One agency user from the Compass beta, Tim Slater at SMZ, said Compass "closes the learning gap when exploring new verticals, media channels, or campaign goals." Which is a polite way of saying: it reduces the cost of not knowing something. The experience advantage senior planners have over junior ones just got smaller.

The Trust Problem the DSPs Created

There's a catch, and from what I've seen in programmatic, it's a significant one. According to IAB data cited by eMarketer, 60% of US ad industry professionals cite concerns about accuracy and transparency as the top barrier to adopting AI in media campaigns.

That number exists for a reason. When the platform that sells you inventory is also the platform that recommends how much to buy, you've got a structural conflict of interest. Google recommending you spend more on Google inventory through a Google AI is not exactly a neutral planning exercise. On paper, that sounds like an upgrade. And sometimes it is. But the incentive structure underneath it hasn't changed.

Basis has a slightly better story here because they're independent. They don't own inventory. Their recommendations don't directly increase their own ad revenue. But the DSP still benefits from higher spend flowing through its platform, so the incentive alignment isn't perfect either.

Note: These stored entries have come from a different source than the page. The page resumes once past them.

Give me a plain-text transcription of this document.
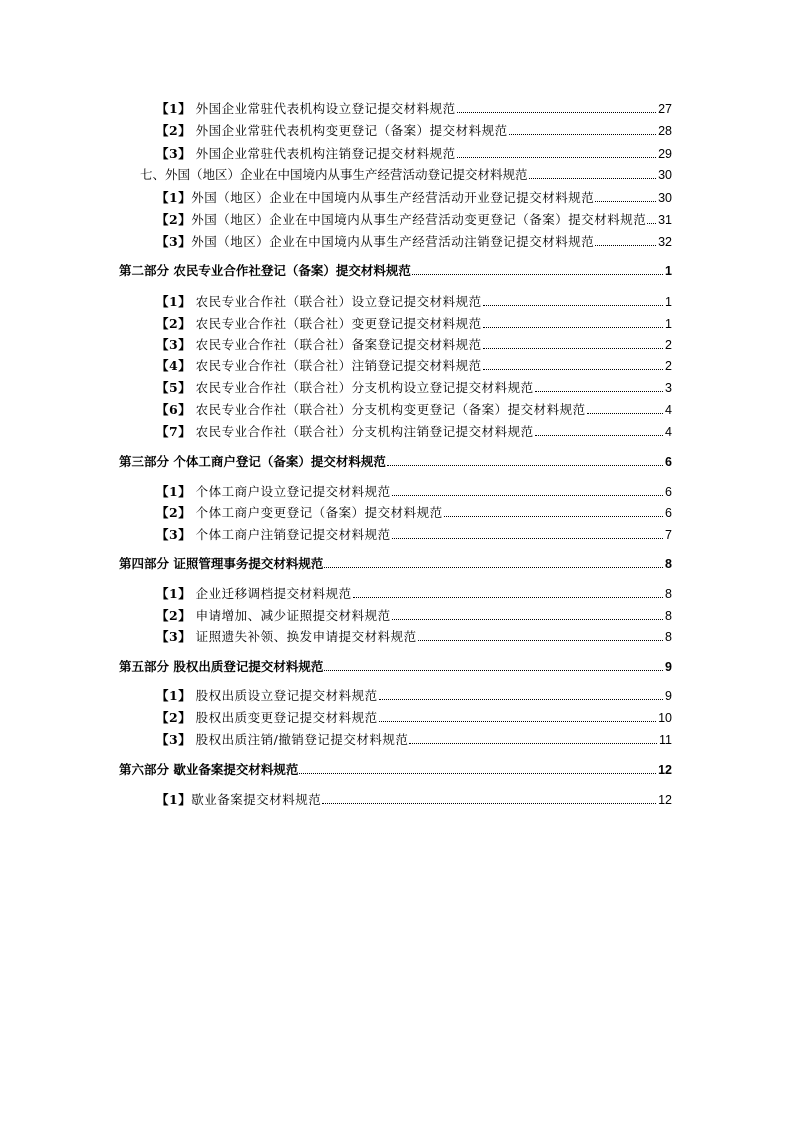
【1】 外国企业常驻代表机构设立登记提交材料规范	27
【2】 外国企业常驻代表机构变更登记（备案）提交材料规范	28
【3】 外国企业常驻代表机构注销登记提交材料规范	29
七、外国（地区）企业在中国境内从事生产经营活动登记提交材料规范	30
【1】外国（地区）企业在中国境内从事生产经营活动开业登记提交材料规范	30
【2】外国（地区）企业在中国境内从事生产经营活动变更登记（备案）提交材料规范 31
【3】外国（地区）企业在中国境内从事生产经营活动注销登记提交材料规范	32
第二部分 农民专业合作社登记（备案）提交材料规范	1
【1】 农民专业合作社（联合社）设立登记提交材料规范	1
【2】 农民专业合作社（联合社）变更登记提交材料规范	1
【3】 农民专业合作社（联合社）备案登记提交材料规范	2
【4】 农民专业合作社（联合社）注销登记提交材料规范	2
【5】 农民专业合作社（联合社）分支机构设立登记提交材料规范	3
【6】 农民专业合作社（联合社）分支机构变更登记（备案）提交材料规范	4
【7】 农民专业合作社（联合社）分支机构注销登记提交材料规范	4
第三部分 个体工商户登记（备案）提交材料规范	6
【1】 个体工商户设立登记提交材料规范	6
【2】 个体工商户变更登记（备案）提交材料规范	6
【3】 个体工商户注销登记提交材料规范	7
第四部分 证照管理事务提交材料规范	8
【1】 企业迁移调档提交材料规范	8
【2】 申请增加、减少证照提交材料规范	8
【3】 证照遗失补领、换发申请提交材料规范	8
第五部分 股权出质登记提交材料规范	9
【1】 股权出质设立登记提交材料规范	9
【2】 股权出质变更登记提交材料规范	10
【3】 股权出质注销/撤销登记提交材料规范	11
第六部分 歇业备案提交材料规范	12
【1】歇业备案提交材料规范	12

Nobody's incentive is perfectly clean in this business, to be fair.

The advertisers who seem to do well with this kind of automation are the ones who use it as a starting point, not a final answer. If Compass spits out a media plan in 5 minutes and you activate it in 6, you've probably saved time and lost quality. If you take the 5-minute plan and spend 30 minutes pressure-testing it against what you actually know about the client's business, you might have something genuinely useful.

When Your DSP Becomes Your Strategist

There's a broader pattern worth noticing here, and it connects to a few things we've been covering around AI and ad platforms. The DSP used to be infrastructure. Pipes. You told it what to buy and it went and bought it efficiently. Now it wants to tell you what to buy.

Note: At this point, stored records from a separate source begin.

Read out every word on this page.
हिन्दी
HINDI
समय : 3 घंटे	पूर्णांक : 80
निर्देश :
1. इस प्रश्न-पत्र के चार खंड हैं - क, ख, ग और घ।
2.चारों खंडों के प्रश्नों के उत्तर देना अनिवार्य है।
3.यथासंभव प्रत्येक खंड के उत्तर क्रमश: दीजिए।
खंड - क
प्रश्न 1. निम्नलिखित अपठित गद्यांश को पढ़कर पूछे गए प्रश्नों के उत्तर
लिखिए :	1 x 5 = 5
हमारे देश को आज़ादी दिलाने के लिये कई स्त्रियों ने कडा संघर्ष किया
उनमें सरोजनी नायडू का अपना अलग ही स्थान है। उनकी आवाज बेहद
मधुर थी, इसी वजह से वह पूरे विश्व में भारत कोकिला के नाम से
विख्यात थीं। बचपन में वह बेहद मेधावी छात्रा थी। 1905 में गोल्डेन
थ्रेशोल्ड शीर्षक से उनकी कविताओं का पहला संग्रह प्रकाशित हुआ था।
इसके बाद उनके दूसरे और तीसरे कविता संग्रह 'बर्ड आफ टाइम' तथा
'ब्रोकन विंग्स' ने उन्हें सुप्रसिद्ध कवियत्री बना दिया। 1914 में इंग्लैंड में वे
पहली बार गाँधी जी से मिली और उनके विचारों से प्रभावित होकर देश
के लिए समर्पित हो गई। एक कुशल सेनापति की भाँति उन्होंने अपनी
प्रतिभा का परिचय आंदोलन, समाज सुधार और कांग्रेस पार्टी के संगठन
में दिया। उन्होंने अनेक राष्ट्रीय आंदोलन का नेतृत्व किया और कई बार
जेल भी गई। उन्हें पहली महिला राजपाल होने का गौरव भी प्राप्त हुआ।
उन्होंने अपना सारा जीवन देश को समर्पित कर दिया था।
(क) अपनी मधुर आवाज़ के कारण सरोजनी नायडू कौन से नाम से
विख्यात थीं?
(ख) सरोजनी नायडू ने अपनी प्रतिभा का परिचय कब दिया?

That's not inherently bad. But it does change the relationship. When your DSP writes the plan and executes the plan, it becomes both the advisor and the executor. Same structural problem as when consulting firms started selling implementation services, or when agencies started owning media companies. The advice gets shaped by the incentives, even when nobody intends it to. The Publicis-Trade Desk split was partly about exactly this kind of pipeline control question.

Basis is positioning Compass as a starting point, with audience insights, third-party activation, and cross-channel optimization on the roadmap. Google is making Gemini the "operating layer" of DV360. The Trade Desk wants an agentic framework for its entire partner ecosystem. Each of these is a bet that the DSP becomes the strategic layer, not just the execution layer.

For the individual media buyer or planner reading this, I think the practical move is pretty straightforward. Get into these tools now, while your organization is still writing the AI policy. The people who understand how to prompt an AI planner, evaluate its outputs critically, and catch the spots where it gets the strategy wrong are going to be more valuable than the ones who build plans manually but slower.

It's a weird spot to be in. The tool that's supposed to threaten your role might be the thing that makes you harder to replace, if you learn to use it before someone above you decides they don't need as many planners.